Dilediğimize veririz, dilemediğimize vermeyiz!
Kimse Muâviye’ye cevap vermedi. İkinci cuma yine
aynı sözleri söyledi,
yine cevap veren çıkmadı.
Üçüncü cuma aynı konuşmayı
yapınca cemaattan biri kalktı ve:
-Hayır öyle değil! Mal bizim malımız, ganimet
bizim ganimetimiz! Her kim bizimle hakkımız arasına
girerse (hukukumuzu vermezse) onu kılıçlarımızla
Allah’ın adâletine havale ederiz! dedi.
Muâviye hutbeden indi. Namazdan
sonra (maksuresine girdi). Adam gönderip o zâtı
huzuruna çağırttı.
Cemaat: -Adamın işi tamam! diye söylenmeye başladı.
Müteakiben halk Muâviye’nin yanına girdiklerinde
baktılar ki o kişi sedirde
kendisi ile birlikte oturuyor.
Muâviye oradakilere:
-Bu zât beni şad etti, Allah da onu şad etsin! Ben
Resulullah (s.a.v.)den duymuştum, şöyle buyurmuştu: “Benden
sonra birtakım idareciler olacak (hakikat dışı sözler)
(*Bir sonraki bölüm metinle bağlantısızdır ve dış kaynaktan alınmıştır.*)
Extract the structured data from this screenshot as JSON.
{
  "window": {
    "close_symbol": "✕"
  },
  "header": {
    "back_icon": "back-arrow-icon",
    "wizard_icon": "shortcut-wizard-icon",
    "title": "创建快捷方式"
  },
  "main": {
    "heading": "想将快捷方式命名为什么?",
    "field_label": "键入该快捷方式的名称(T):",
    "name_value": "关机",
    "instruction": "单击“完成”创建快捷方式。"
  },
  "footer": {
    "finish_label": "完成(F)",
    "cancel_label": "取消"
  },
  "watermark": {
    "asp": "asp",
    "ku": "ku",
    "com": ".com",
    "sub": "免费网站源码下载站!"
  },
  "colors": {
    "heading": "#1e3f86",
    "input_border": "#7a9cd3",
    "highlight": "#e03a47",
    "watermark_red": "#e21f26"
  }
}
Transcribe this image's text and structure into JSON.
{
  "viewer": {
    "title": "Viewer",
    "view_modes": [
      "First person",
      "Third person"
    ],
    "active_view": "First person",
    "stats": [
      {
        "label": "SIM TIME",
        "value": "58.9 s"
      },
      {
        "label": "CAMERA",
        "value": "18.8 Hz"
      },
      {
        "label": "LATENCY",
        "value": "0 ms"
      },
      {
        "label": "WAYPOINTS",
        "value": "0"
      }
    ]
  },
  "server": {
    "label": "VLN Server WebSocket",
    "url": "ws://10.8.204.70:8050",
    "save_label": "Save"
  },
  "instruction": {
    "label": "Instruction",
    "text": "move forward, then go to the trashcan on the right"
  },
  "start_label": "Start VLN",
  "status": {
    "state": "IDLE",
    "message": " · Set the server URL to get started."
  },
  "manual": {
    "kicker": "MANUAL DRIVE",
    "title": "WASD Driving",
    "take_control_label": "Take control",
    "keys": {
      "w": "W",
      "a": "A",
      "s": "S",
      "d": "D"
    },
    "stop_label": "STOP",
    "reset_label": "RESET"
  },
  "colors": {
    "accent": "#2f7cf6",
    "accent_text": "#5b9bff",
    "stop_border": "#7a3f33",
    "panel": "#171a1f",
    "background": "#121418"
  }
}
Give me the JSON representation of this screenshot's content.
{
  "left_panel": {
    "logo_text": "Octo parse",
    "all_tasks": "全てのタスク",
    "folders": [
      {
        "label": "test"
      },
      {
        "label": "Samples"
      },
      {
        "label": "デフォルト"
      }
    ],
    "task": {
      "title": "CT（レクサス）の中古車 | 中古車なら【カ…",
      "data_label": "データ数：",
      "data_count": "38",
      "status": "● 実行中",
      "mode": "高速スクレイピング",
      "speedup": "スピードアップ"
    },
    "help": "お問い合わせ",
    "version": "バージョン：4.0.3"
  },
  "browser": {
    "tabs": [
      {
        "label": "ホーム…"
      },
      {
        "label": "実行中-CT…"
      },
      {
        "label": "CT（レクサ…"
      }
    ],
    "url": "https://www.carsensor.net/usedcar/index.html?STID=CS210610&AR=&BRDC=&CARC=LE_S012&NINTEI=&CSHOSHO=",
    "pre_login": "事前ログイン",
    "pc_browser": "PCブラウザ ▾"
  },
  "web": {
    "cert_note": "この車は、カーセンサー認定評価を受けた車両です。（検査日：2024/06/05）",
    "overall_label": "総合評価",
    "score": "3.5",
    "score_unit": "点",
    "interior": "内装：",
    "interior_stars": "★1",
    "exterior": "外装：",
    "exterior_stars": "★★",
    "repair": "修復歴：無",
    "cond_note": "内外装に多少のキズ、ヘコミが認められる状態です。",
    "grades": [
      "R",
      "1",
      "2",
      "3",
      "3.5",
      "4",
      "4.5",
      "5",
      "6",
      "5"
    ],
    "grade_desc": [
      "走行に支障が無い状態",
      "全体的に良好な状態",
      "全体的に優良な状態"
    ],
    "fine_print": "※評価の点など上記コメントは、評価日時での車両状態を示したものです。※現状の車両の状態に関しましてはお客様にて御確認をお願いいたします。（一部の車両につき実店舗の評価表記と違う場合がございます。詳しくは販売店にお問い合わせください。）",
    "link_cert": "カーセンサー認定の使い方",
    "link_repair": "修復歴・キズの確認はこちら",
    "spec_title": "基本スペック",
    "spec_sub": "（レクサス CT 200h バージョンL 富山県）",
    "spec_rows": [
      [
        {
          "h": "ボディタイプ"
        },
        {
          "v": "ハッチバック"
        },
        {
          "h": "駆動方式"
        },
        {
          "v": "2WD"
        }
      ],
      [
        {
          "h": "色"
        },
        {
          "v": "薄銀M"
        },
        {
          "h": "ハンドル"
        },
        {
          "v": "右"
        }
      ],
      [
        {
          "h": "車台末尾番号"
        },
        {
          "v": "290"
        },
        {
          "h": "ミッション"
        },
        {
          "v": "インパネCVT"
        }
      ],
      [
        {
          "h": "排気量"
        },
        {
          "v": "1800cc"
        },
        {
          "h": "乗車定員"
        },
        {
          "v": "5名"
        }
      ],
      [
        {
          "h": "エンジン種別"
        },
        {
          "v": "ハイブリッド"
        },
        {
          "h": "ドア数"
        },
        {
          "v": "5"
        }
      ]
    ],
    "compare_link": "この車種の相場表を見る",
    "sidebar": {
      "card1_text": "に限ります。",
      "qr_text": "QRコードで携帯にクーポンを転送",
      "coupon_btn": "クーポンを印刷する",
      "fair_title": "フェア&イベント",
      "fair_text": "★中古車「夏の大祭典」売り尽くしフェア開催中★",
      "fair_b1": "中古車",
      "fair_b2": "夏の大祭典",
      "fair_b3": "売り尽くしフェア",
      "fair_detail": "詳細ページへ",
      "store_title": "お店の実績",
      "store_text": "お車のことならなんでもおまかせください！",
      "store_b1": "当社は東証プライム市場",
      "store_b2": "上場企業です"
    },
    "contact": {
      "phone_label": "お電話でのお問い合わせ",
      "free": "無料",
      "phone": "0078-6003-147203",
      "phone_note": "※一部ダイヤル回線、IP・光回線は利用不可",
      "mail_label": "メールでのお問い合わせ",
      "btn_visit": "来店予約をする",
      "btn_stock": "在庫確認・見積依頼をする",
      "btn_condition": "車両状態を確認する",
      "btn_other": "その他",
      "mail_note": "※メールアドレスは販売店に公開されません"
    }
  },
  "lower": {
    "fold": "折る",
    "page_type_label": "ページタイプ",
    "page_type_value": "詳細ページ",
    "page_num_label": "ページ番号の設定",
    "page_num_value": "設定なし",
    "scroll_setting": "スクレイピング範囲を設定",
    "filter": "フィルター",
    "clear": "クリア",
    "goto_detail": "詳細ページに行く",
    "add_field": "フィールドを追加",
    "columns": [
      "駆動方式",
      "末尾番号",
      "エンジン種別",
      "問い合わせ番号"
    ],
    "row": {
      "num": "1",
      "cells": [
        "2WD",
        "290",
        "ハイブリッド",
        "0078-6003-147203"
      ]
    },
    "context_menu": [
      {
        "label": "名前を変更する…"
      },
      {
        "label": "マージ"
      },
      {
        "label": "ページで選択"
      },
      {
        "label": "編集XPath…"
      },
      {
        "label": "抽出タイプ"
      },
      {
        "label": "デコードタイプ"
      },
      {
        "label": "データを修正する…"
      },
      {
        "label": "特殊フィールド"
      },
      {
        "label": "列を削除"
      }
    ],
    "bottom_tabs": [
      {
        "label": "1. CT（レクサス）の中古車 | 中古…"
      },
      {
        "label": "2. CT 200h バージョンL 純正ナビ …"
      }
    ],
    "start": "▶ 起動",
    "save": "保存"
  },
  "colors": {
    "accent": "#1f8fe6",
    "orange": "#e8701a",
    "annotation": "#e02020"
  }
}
söyleyecekler, sözlerine karşı çıkılmayacak.
Maymunların itişip zıpladıkları gibi onlar da
cehennem ateşinde itişip kakışırlar!” Ben
birinci cumada o sözleri söylediğimde kimse sözlerime
karşı çıkmadı. Allah Resulünün vasfettiği
idarecilerden
olmamdan endişe duydum. İkinci cuma aynı sözleri
söyledim, yine mukabele görmedim. İçimden:
“şüphesiz ben o idarecilerdenim” dedim. Üçüncü
cumada ise bu zât kalktı, sözlerime karşı çıktı,
beni ihya (şâd) etti, Allah da onu ihya etsin, dedi.